We use a more complex architecture for this problem since it is more difficult. We also use an image size of 240x180.

  1. 3x3 2d Convolution with 8 filters, followed by ReLU.
  2. 3x3 2d Convolution with 8 filters, followed by ReLU and 2x2 max pool.
  3. 3x3 2d Convolution with 16 filters, followed by ReLU .
  4. 3x3 2d Convolution with 16 filters, followed by ReLU and 2x2 max pool.
  5. 3x3 2d Convolution with 32 filters, followed by ReLU.
  6. 3x3 2d Convolution with 32 filters, followed by ReLU and 2x2 max pool.
  7. A fully connected layer with an input size of 15808 and an output size of 528, followed by ReLU.
  8. A fully connected layer with an input size of 528 and an output size of 256.
  9. A fully connected layer with an input size of 256 and an output size of 116.

Training

We trained for 200 epochs with a learning rate of 1e-3 using the Adam optimizer.
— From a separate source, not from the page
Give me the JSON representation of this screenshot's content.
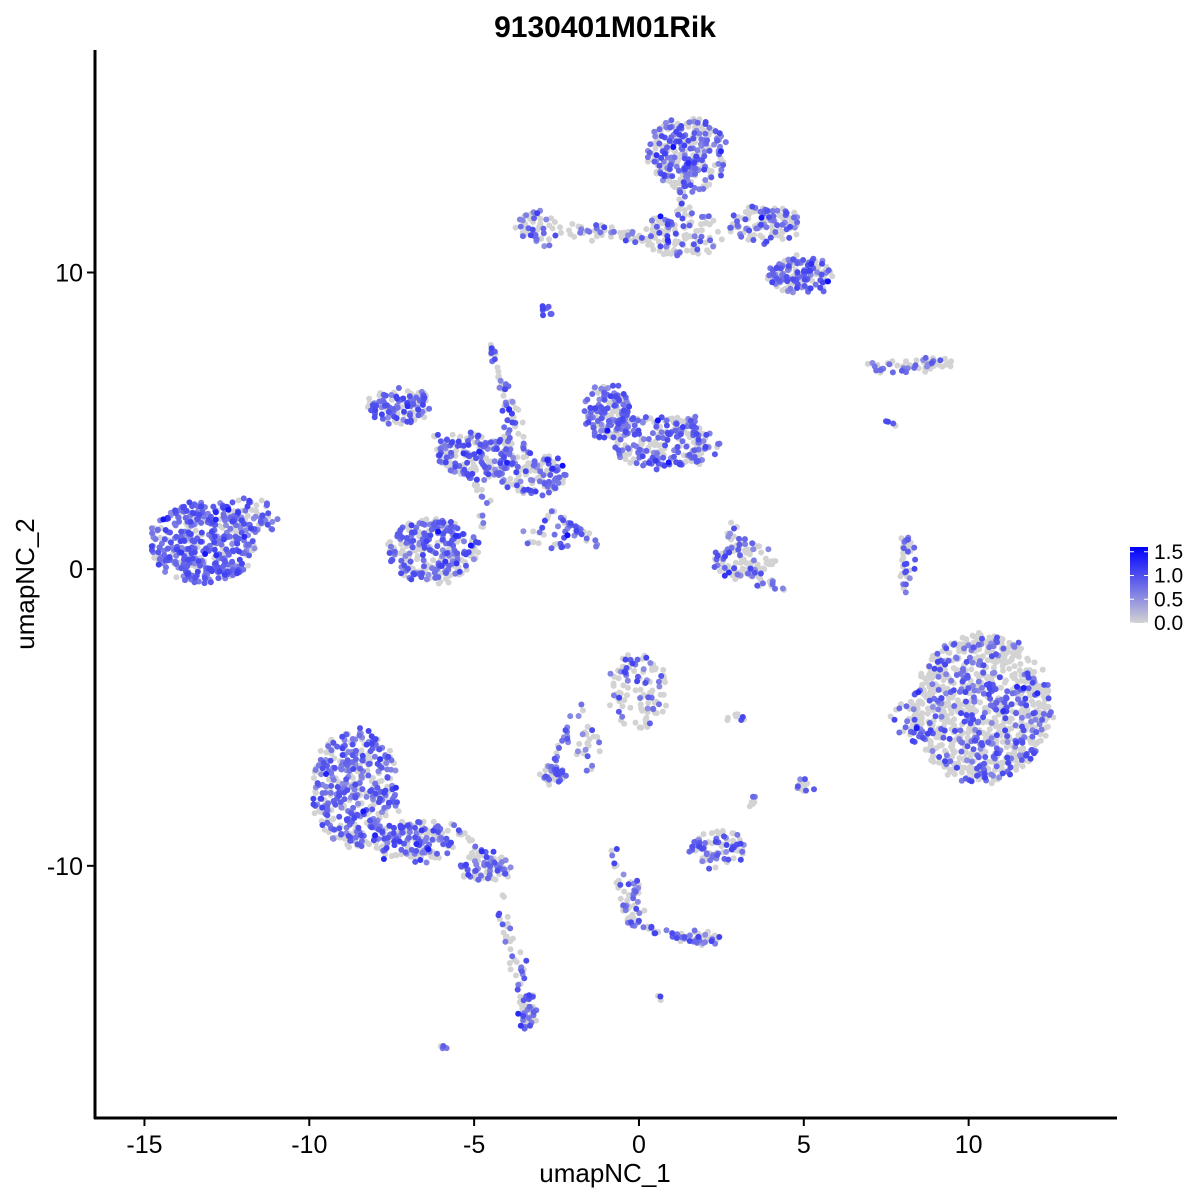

The training graph is shown below.

Results

Here are two examples for which the model gave relatively accurate predictions:

And two which didn't work as well:

For the left image, it seems like the hands caused the model to inaccurately determine where the face was. We think the model believed the left hand was part of the head, making model believe the center of the face was further right than it actually was. Similarly for the right image, it seems the large hair was misattributed as part of the face and caused the center of the face to be percieved by the model to be higher than it actually is.

Filter Visualization

We tried visualizing the learned filters on our first and second convolutional layers. Here is what we got:

Part 3: Train with a Larger Dataset

Dataloader

We use some extra data augmentations in this section. First, we use pre-selected bounding boxes to crop the images and then resize it to 224x224. Then like before, we do a random translation and rotation on the points and image.

In addition, we use some built-in augmentations from torchvision.transforms. We use color jitter with all settings as 0.2 and we normalize the mean = [0.485, 0.456, 0.406] and std = [0.229, 0.224, 0.225]. Here are some sample data points after processing:

Neural Network

We use pytorchs' built-in, pretrained ResNet18. We update the last linear layer to be mapping 512 to 136 for our number of points.

Training

We split the data into 80/20 for training and validation. Then we used batchsize 256 on learning rate 1e-3 using the adam optimizer for 10 epochs. This gave us the following training graph:

Then, we trained using the same settings on the entire dataset. However, this time we did 15 epochs (we couldn't do 15 on the split due to time constraints).

Results

For some reason, on the test dataset on kaggle our new model did worse than the one trained on less epochs. This may be due to some overfitting after training over a longer period. We ended up with a MSE of 13.19555.

Here are some sample results:

We see that the model is having signifcant trouble with my images. The first (left-most) image is where it does the best, and does a decent job outlining the keypoints of my face. However, for the other two image, the quality of point labelling suffers. For the second image, the model seems to think my face is higher than it is. This may be simply because I defined the bounding boxes myself, and it does not match the convention of our input data. For the third image, the output is close, but it is just slightly off.

It looks like the model has trouble unless the input is exactly in the same format as our training data, as the self-defined bounding boxes don't work very well.

Bells and Whistles: Creating a Morph Sequence

I got some extra images of myself in addition to the ones from above. Then I cropped them all, run the network to generate keypoints, and finally used the code from project 3 to generate a movie. Here's how it turned out! Since the keypoint selection certainly isn't perfect, the movie looks a bit strange. But here it is!

I would've gotten more images, but I would have to select the boxes myself which is quite slow, and then run the project 3 code which would take just as long.